A świat nie byłby lepszy, gdyby w takich sytuacjach brać na klatę??? Zawiniłem, przyznaję się do błędu... ale nie, trzeba kombinować.
... Dobrym można być dla drugiego dobrego, ale to sie odrazu czuje. ....
Jeszcze się zdziwisz. Mam swoje lata, byłem w armii, jak z podoficerki pojechałem na liniówkę, spotkałem tam jednego super człowieka, który okazał się hujem, oraz huja, który okazał się super człowiekiem...

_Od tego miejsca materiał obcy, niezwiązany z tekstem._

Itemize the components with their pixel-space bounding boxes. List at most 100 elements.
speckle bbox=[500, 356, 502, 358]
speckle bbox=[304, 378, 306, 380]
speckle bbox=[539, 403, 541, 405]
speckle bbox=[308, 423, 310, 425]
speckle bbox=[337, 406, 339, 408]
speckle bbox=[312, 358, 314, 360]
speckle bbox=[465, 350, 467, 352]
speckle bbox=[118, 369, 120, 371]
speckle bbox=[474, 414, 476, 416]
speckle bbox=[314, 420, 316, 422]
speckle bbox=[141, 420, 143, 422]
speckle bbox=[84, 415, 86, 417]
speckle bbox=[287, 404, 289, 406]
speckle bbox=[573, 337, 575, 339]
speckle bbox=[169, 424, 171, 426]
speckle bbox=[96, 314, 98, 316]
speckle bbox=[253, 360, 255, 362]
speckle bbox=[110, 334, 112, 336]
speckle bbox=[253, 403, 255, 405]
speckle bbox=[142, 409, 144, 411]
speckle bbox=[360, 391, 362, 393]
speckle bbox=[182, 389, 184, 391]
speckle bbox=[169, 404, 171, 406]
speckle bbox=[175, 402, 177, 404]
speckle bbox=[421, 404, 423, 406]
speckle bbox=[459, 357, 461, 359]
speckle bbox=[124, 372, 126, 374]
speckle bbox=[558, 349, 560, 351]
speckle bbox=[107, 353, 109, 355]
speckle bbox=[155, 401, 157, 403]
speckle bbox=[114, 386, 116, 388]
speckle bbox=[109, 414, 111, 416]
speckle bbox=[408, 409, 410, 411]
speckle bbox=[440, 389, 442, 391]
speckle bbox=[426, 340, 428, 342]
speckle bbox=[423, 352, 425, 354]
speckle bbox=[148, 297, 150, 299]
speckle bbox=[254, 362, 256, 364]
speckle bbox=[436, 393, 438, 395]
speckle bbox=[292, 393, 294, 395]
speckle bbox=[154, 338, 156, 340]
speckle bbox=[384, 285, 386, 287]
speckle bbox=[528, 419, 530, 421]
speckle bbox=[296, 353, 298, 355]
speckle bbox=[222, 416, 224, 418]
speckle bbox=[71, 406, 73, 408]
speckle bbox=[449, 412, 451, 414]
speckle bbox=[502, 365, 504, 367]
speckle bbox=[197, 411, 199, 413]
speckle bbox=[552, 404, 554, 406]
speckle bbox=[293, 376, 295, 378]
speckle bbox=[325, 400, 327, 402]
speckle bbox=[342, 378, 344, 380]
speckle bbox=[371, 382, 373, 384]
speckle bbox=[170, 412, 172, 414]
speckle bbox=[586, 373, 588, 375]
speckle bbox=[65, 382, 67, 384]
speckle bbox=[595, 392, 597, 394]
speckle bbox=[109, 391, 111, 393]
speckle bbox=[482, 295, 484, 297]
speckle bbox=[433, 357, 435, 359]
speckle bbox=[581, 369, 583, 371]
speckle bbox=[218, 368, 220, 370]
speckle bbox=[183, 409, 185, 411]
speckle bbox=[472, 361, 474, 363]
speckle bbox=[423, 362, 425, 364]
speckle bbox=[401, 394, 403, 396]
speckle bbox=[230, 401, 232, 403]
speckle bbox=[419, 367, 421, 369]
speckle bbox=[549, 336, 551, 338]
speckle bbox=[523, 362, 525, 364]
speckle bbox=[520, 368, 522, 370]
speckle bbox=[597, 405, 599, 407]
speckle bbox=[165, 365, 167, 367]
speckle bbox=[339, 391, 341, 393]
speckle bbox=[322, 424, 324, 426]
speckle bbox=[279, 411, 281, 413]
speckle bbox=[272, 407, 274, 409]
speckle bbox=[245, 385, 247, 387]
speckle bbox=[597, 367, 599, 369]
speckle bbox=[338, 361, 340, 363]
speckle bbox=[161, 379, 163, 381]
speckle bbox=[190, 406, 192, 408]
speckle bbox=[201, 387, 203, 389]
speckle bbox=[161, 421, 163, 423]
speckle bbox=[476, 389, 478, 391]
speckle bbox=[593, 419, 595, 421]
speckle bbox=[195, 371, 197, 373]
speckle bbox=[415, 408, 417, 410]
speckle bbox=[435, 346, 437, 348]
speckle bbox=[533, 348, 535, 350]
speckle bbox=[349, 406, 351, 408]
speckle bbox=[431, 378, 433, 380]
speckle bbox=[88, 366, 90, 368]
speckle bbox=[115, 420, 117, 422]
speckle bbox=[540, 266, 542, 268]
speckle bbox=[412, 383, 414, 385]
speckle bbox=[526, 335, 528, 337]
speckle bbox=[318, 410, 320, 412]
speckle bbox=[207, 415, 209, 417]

Hola hola panowie. Kto był pierwszy na rondzie to nie ma aż takiego istotnego znaczenia. To nie jest konkurs w stylu "kto ostatni na rondzie ten pedał". Osobowy nadjeżdżał z lewej strony i w tym konkretnym przypadku busiarz miał mozliwość zobaczenia go odpowiednio wcześnie i powinien ograniczyć zaufanie jak widział za szybko nadjezdzajace auto
Wszyscy oddajcie prawa jazdy. Wjeżdżając na rondo mam ustąpić tym, którzy są z mojej lewej strony (gdyż ruch odbywa się tylko w jednym kierunku)
Merc mial czysto. Bus się wyebal przed merca, wina busa. To że merc nawet nie zwolnił dojeżdżając do ronda nie ma znaczenia. Nie ma tam znaku stop.

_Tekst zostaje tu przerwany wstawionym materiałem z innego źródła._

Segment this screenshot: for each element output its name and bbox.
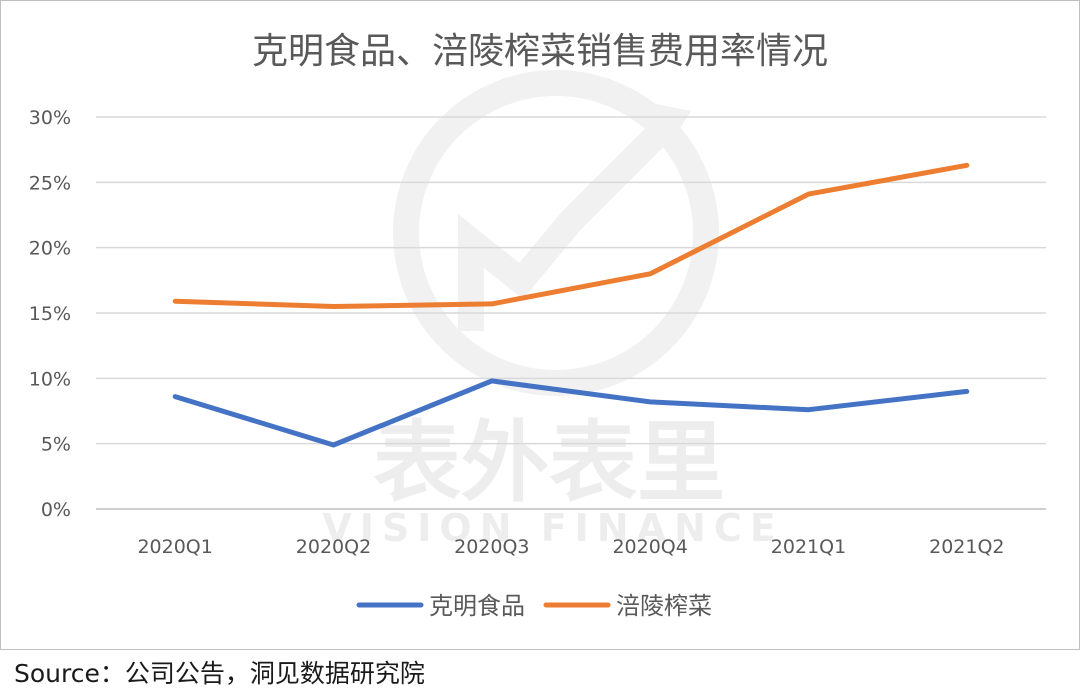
series-line-2 bbox=[172, 162, 970, 309]
y-tick-label: 20% bbox=[29, 238, 71, 260]
x-tick-label: 2020Q1 bbox=[137, 536, 212, 558]
gridlines bbox=[96, 116, 1046, 510]
y-tick-label: 30% bbox=[29, 107, 71, 129]
legend: 克明食品 涪陵榨菜 bbox=[356, 592, 712, 620]
watermark-cn-text: 表外表里 bbox=[373, 411, 725, 514]
legend-label-1: 克明食品 bbox=[429, 592, 525, 620]
watermark-logo-icon bbox=[393, 70, 719, 396]
line-chart: 表外表里 VISION FINANCE 克明食品、涪陵榨菜销售费用率情况 0% 5… bbox=[29, 31, 1046, 620]
chart-title: 克明食品、涪陵榨菜销售费用率情况 bbox=[252, 31, 828, 72]
x-tick-label: 2020Q2 bbox=[296, 536, 371, 558]
series-lines bbox=[172, 162, 970, 448]
series-line-1 bbox=[172, 378, 970, 448]
watermark-en-text: VISION FINANCE bbox=[322, 506, 783, 550]
source-note: Source：公司公告，洞见数据研究院 bbox=[14, 659, 425, 688]
x-axis: 2020Q1 2020Q2 2020Q3 2020Q4 2021Q1 2021Q2 bbox=[137, 536, 1004, 558]
y-axis: 0% 5% 10% 15% 20% 25% 30% bbox=[29, 107, 71, 521]
x-tick-label: 2020Q3 bbox=[454, 536, 529, 558]
y-tick-label: 10% bbox=[29, 368, 71, 390]
y-tick-label: 15% bbox=[29, 303, 71, 325]
x-tick-label: 2020Q4 bbox=[612, 536, 687, 558]
y-tick-label: 25% bbox=[29, 172, 71, 194]
y-tick-label: 0% bbox=[41, 499, 71, 521]
y-tick-label: 5% bbox=[41, 434, 71, 456]
x-tick-label: 2021Q2 bbox=[929, 536, 1004, 558]
watermark: 表外表里 VISION FINANCE bbox=[322, 70, 783, 550]
legend-label-2: 涪陵榨菜 bbox=[616, 592, 712, 620]
chart-frame: 表外表里 VISION FINANCE 克明食品、涪陵榨菜销售费用率情况 0% 5… bbox=[0, 0, 1080, 650]
x-tick-label: 2021Q1 bbox=[771, 536, 846, 558]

Wszyscy oddajcie prawa jazdy. Wjeżdżając na rondo mam ustąpić tym, którzy są z mojej lewej strony (gdyż ruch odbywa się tylko w jednym kierunku)
Merc mial czysto. Bus się wyebal przed merca, wina busa. To że merc nawet nie zwolnił dojeżdżając do ronda nie ma znaczenia. Nie ma tam znaku stop.